Two days after harvesting was complete, 13 terrorists emerged from a tunnel entrance located in the fields near the kibbutz (communal settlement). They’d hoped to escape detection by hiding in the tall stalks of grain. Unfortunately for them, the entire field had just been cut down, ruining their cover. The bare field allowed the IDF to spot the terrorists and neutralize the attack, saving many lives as a result.

The God Who Provides

Iron Dome battery soldier prays in wheat field near Gaza border
Photo by: Chameleoneye/Shutterstock.com
More stories of miracles have come from Shmitah observers. Those who keep Shmitah seem to have God’s hand of blessing upon them. How does someone who doesn’t sow or reap for a full year feed himself, his family, his farmworkers and his animals for what is in fact three years?

The actual miracle is an abundant harvest in the sixth year, so spectacular that its produce will last until the new harvest comes in the ninth year.
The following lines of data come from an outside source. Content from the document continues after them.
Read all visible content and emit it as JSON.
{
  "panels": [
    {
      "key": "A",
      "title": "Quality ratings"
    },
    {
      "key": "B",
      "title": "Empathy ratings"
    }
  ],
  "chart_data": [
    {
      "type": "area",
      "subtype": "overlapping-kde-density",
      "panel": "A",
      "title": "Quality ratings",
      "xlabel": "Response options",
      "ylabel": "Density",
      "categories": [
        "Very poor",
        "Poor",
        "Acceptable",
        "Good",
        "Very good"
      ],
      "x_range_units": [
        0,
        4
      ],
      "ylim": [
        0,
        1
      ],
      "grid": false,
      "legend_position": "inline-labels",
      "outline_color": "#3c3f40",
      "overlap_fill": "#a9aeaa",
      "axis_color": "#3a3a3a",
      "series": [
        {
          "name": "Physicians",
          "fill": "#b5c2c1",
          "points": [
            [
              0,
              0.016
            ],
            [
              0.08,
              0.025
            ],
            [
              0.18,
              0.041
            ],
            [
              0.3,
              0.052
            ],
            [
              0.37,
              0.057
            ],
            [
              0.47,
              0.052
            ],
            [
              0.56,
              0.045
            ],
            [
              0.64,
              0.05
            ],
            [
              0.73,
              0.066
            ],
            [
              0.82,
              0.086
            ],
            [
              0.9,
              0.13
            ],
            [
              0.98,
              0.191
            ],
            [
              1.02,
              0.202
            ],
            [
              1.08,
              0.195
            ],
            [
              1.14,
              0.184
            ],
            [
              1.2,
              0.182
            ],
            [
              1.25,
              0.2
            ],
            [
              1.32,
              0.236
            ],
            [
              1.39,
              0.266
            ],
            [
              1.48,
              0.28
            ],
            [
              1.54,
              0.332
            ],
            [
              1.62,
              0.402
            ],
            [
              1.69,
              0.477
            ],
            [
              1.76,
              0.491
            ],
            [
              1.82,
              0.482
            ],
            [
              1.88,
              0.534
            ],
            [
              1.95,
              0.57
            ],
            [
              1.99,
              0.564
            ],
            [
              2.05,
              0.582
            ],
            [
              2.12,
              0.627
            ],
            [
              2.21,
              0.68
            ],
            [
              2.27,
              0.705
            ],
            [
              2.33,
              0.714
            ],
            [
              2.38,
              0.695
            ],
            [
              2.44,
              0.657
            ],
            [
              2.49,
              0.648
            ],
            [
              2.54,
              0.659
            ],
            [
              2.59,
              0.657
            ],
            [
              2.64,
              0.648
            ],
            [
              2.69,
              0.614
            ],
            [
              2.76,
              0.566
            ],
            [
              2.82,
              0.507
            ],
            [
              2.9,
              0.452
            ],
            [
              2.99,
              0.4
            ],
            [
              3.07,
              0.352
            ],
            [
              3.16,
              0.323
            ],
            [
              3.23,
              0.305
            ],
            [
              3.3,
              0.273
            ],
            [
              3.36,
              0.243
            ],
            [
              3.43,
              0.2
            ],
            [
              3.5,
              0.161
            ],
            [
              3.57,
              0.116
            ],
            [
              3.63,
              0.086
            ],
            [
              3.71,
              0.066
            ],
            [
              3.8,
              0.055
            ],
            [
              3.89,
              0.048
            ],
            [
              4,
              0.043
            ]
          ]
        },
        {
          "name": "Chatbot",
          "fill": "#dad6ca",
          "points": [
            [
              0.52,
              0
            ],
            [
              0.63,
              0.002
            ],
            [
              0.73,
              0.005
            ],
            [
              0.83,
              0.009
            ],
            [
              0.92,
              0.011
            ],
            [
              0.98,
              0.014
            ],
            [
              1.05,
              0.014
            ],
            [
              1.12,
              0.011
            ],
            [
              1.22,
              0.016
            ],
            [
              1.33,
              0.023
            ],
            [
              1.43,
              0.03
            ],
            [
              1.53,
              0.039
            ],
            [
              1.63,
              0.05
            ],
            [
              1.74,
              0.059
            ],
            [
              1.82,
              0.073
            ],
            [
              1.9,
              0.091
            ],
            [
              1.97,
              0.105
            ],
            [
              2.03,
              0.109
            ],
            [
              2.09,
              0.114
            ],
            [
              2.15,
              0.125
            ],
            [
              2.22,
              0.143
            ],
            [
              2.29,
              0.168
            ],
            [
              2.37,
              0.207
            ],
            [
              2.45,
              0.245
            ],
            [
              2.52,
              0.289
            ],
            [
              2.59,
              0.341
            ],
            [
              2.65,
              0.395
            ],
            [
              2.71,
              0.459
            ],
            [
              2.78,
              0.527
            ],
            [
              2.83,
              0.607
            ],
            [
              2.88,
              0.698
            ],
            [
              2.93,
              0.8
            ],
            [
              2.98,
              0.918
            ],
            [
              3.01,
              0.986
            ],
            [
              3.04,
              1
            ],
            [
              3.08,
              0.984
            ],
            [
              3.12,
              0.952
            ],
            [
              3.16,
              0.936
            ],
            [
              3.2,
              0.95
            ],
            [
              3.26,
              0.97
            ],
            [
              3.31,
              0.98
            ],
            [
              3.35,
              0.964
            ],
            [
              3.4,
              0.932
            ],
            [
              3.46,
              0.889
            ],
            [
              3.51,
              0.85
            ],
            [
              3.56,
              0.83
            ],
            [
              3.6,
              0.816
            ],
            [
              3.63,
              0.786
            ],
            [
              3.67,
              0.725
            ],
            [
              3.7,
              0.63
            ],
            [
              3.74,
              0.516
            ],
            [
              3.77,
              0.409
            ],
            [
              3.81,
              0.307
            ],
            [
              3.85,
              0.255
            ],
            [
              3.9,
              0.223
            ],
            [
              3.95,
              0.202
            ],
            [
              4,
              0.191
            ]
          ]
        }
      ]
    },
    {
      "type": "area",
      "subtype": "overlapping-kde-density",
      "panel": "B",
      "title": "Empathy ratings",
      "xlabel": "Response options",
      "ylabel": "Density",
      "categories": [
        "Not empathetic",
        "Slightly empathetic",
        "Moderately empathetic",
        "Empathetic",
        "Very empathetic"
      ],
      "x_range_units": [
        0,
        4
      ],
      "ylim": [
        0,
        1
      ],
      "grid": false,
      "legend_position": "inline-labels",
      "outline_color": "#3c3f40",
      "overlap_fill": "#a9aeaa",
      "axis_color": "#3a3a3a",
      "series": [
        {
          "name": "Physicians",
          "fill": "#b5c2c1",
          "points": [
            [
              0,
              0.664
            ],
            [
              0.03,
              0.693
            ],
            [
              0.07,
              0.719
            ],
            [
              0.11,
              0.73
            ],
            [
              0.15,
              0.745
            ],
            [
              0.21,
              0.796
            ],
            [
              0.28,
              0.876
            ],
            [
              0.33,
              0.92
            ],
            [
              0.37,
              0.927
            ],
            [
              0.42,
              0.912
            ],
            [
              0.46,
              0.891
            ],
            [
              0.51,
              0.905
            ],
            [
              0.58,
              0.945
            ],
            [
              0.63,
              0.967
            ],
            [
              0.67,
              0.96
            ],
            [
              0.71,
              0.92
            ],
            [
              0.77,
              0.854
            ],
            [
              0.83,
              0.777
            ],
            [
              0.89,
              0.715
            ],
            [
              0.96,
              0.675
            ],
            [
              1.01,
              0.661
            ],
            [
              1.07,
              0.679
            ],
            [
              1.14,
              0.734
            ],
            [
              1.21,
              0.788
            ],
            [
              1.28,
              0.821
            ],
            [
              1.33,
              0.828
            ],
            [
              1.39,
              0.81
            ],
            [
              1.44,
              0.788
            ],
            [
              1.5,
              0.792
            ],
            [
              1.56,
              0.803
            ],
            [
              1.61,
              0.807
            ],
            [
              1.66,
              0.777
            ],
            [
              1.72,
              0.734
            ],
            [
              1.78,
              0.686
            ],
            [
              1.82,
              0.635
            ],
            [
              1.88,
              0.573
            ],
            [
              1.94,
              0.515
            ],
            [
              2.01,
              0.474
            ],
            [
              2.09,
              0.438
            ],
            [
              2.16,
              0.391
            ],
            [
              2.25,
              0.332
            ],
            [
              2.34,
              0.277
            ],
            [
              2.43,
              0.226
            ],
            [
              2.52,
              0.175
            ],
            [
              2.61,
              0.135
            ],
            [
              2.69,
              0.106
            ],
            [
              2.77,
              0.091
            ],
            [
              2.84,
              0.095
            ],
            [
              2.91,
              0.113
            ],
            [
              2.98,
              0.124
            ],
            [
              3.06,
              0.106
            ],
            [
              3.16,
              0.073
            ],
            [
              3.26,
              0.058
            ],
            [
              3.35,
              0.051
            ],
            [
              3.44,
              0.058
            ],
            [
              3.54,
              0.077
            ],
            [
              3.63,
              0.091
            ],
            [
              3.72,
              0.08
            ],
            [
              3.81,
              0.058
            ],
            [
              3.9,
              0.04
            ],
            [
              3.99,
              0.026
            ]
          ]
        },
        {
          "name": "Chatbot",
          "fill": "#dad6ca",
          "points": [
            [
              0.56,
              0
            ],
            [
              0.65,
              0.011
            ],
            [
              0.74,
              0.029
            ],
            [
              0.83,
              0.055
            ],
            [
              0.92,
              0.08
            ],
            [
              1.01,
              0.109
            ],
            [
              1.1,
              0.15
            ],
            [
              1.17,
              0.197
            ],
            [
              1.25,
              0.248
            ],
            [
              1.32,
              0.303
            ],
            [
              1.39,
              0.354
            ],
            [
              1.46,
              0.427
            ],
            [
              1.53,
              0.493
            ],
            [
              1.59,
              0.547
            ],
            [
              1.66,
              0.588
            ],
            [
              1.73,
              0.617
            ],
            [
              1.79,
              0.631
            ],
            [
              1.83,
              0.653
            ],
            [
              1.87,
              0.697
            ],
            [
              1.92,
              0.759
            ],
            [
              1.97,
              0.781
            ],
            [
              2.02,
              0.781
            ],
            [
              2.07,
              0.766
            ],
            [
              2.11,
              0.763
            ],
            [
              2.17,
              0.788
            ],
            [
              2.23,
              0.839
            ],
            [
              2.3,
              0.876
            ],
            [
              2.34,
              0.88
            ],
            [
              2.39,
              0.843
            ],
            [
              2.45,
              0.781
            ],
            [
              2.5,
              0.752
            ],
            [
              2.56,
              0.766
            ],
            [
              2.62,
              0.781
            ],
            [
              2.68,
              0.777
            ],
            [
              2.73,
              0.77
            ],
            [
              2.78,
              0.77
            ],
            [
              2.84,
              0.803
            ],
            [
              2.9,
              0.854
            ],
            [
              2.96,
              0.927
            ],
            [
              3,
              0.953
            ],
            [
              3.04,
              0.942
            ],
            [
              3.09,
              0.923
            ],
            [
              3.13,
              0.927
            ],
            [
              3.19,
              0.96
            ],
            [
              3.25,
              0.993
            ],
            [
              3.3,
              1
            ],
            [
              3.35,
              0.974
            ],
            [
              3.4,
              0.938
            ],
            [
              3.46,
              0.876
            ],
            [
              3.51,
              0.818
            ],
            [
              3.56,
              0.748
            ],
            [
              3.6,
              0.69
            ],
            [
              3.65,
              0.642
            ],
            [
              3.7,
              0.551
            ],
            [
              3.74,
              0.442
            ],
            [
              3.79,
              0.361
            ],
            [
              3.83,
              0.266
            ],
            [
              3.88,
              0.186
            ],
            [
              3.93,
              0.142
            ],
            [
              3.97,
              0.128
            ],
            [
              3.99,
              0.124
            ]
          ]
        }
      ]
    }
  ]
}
And if you say, ‘What shall we eat in the seventh year, since we shall not sow nor gather in our produce?’ Then I will command My blessing on you in the sixth year, and it will bring forth produce enough for three years. And you shall sow in the eighth year, and eat old produce until the ninth year; until its produce comes in, you shall eat of the old harvest” (Lev. 25:20–22).

We serve an awesome God whose loving eyes are on Israel from the beginning of the year to the very end (Deut. 11:12). He opens His hands of provision and continues to show His care for His people and for His Land.